As for the Kisto's 5.1-channel Dolby Digital and DTS decoding performance, I can't say the aural bubble it produced was noticeably more 3-dimensional than what I'm used to, but it was definitely a better-sounding bubble!

Conclusions

Though designed to be ultraflexible and compatible with the needs of custom installers, Linn's Kisto is more an audiophile product than a typical home theater component. For the videophile with a dedicated home theater room, the Kisto is a simple, elegant, easy-to-use product that does away with all of the unnecessary clutter of knobs, switches, buttons, and lights typical of so much HT hardware. It's the kind of product an audiophile wishing to get into home theater or surround sound will be comfortable with, while offering to the experienced home-theater enthusiast first-class performance and the most important features in a surprisingly compact, simple package.

The Kisto is more about maximizing overall picture and sound quality, less about obsessing over the less critical minutiae of cinema and surround sound. If you need graphic equalization of every channel, video upconversion, THX processing, and other features at the periphery of what makes home theater and surround sound exciting and compelling experiences, there are many products that will do that-loading you up with an array of adjustments you could spend a lifetime playing with, as, no doubt, many people do.
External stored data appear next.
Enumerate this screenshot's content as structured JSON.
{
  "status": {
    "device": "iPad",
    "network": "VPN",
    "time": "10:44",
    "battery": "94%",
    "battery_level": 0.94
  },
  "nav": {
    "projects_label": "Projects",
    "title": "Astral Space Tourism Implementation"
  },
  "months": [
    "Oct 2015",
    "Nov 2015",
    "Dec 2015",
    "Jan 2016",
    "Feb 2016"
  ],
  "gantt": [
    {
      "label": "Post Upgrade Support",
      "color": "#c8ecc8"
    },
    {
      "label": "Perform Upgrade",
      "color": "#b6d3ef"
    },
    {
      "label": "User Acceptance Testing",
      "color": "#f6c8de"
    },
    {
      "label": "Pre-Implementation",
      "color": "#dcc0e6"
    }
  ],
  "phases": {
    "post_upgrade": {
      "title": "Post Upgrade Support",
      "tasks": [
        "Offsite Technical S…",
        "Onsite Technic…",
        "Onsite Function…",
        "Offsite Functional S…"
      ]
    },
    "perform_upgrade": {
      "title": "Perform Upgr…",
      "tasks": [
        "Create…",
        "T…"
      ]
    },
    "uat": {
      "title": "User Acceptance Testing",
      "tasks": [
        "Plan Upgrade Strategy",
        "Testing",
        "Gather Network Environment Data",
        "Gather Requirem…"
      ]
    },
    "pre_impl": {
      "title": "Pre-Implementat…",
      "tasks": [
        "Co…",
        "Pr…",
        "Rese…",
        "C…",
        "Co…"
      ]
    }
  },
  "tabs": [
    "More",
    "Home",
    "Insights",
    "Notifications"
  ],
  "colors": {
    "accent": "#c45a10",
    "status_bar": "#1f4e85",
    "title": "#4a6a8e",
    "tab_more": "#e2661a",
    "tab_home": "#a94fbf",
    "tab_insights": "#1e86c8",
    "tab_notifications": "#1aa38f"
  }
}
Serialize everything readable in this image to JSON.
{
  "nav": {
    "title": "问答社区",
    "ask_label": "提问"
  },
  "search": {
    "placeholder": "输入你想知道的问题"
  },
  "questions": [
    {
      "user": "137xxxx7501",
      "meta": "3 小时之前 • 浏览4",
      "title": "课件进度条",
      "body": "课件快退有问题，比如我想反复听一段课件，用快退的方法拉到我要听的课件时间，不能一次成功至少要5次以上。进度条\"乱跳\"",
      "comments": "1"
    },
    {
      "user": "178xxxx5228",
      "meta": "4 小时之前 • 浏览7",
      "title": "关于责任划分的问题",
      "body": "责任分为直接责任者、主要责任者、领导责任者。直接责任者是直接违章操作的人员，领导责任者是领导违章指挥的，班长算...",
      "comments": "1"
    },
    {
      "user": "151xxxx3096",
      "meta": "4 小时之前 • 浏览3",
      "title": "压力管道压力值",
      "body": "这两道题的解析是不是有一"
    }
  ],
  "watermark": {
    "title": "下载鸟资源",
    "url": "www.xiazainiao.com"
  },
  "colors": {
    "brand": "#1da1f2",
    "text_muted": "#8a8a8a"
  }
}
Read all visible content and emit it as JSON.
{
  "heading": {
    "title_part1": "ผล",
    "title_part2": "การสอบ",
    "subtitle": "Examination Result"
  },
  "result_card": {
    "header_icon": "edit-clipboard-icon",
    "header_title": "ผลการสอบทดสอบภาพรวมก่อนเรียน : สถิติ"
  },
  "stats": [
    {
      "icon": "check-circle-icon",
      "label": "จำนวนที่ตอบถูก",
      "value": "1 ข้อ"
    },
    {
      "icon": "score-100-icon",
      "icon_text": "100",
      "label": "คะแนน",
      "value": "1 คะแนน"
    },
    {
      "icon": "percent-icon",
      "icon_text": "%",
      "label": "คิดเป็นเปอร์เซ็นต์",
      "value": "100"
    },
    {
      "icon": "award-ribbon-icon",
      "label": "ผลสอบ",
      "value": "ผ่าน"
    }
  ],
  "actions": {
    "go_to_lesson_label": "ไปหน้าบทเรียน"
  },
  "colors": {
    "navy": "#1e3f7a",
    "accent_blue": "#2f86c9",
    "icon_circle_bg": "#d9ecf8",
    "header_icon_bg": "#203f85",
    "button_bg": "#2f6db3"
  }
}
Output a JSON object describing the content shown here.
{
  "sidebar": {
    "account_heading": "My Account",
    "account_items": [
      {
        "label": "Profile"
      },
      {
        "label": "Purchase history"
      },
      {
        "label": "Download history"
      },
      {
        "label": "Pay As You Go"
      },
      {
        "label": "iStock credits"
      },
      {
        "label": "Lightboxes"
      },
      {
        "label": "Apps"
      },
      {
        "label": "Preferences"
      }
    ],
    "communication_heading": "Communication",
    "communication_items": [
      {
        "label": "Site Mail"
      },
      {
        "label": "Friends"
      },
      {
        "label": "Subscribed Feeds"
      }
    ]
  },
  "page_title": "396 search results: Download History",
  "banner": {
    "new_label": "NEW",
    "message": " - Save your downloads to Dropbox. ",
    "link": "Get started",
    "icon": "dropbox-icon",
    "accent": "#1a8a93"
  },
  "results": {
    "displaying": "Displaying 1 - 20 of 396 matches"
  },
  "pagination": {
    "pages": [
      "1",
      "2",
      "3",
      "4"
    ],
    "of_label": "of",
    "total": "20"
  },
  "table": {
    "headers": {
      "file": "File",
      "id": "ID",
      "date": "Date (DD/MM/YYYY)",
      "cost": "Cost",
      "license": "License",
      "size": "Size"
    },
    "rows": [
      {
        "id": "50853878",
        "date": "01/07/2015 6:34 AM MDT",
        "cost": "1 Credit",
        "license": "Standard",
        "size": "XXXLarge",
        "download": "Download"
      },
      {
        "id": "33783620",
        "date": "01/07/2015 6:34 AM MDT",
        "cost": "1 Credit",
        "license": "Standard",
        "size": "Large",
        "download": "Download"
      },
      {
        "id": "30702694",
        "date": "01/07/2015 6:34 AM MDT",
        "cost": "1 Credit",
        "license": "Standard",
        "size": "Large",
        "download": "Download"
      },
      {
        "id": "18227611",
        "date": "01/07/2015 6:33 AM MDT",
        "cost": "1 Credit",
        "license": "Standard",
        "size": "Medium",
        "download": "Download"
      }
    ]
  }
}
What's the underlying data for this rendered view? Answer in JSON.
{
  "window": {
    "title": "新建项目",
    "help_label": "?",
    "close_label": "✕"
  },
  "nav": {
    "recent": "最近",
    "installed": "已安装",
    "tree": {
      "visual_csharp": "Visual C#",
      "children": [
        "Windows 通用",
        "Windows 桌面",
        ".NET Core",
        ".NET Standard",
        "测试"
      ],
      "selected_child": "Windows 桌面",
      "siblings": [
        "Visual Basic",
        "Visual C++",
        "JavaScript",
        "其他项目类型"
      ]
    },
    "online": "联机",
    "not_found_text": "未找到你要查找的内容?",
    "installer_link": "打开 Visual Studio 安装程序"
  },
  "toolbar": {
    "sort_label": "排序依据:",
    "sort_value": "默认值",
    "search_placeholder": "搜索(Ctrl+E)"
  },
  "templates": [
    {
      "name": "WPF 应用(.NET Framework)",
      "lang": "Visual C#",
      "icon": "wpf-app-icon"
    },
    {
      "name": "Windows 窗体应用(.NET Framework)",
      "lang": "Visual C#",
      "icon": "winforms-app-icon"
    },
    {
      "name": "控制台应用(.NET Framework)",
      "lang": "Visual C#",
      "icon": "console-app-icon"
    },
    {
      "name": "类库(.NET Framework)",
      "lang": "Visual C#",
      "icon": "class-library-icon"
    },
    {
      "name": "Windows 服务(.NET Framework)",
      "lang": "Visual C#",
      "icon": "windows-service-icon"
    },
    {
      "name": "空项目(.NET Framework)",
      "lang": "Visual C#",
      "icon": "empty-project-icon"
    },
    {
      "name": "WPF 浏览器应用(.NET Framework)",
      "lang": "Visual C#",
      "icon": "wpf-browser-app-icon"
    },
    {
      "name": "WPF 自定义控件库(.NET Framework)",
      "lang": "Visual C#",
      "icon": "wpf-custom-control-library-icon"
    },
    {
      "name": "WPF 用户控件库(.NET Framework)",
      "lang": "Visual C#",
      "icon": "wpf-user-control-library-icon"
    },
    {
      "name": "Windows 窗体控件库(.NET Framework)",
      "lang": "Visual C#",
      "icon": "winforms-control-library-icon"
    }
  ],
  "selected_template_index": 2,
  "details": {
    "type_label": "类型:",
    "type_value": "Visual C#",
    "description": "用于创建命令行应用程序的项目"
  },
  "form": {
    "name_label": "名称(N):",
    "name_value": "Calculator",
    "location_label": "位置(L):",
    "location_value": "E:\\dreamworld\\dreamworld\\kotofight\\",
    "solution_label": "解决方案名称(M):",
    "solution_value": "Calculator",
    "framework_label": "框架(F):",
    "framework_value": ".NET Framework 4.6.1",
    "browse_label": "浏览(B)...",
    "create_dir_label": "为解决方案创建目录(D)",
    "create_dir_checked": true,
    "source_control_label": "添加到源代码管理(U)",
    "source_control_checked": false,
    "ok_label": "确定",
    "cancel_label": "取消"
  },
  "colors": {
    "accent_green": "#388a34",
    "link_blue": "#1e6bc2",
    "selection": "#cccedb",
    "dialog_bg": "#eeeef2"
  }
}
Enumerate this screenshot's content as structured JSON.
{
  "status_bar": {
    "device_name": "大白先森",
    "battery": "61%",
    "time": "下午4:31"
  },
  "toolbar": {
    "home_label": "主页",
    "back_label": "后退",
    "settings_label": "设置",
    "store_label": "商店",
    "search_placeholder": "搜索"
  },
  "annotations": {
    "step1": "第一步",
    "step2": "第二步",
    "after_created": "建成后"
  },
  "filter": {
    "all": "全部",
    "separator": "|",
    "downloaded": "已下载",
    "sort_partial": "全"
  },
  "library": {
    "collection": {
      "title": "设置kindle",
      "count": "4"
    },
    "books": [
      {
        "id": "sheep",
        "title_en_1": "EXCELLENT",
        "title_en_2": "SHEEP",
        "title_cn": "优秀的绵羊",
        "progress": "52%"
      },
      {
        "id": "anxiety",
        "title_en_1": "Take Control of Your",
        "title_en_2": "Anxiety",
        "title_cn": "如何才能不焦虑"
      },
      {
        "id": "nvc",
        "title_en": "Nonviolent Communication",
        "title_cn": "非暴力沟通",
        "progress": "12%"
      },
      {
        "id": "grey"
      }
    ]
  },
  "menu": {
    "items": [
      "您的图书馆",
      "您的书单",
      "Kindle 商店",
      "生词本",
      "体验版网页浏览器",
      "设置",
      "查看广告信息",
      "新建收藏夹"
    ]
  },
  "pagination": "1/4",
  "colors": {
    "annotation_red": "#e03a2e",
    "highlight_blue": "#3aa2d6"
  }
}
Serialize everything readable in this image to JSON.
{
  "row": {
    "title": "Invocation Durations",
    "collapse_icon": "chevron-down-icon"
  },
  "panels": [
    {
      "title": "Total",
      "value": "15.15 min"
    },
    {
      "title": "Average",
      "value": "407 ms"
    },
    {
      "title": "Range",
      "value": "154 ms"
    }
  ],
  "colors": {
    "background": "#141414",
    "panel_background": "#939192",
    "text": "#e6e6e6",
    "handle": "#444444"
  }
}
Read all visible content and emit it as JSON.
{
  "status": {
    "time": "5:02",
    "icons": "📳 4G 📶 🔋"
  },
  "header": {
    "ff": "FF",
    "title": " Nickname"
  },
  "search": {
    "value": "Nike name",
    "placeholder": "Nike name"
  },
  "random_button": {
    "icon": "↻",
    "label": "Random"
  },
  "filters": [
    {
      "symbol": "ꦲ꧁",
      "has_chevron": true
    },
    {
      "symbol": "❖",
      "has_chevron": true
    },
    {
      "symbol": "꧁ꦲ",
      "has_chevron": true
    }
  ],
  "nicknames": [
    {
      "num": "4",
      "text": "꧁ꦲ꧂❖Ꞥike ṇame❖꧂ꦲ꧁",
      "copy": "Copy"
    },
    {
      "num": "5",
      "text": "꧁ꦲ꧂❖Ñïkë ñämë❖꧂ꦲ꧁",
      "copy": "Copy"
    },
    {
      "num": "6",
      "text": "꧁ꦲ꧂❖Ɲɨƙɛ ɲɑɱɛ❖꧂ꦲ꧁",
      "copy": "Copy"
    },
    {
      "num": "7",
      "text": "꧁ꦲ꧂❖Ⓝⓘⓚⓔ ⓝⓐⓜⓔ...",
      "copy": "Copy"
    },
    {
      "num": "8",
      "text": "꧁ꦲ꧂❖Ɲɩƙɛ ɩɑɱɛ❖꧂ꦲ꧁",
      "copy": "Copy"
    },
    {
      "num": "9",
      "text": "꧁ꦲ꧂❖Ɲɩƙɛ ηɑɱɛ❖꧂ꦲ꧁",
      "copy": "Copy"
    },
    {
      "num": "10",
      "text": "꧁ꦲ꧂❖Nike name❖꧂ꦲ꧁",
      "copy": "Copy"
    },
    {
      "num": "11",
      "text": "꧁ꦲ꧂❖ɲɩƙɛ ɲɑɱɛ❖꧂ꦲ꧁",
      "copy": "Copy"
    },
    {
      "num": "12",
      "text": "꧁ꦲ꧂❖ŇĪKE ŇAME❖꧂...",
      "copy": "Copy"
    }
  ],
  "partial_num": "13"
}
But Linn's goal was to provide the best picture and sound quality by simplifying signal paths as much as possible while providing enough functionality, flexibility, and adjustability to satisfy, without compromising the requirements of any conceivable system. The Kisto may come as a shock when you see and touch it, especially if you're used to button-packed heavyweights, but don't be fooled. Just below the surface of what appears to be a simple, lightweight box is a sophisticated system controller-processor that sets a high standard for sonic and visual excellence. It also costs $12,995, which is more than I can afford-but now I know what to shoot for.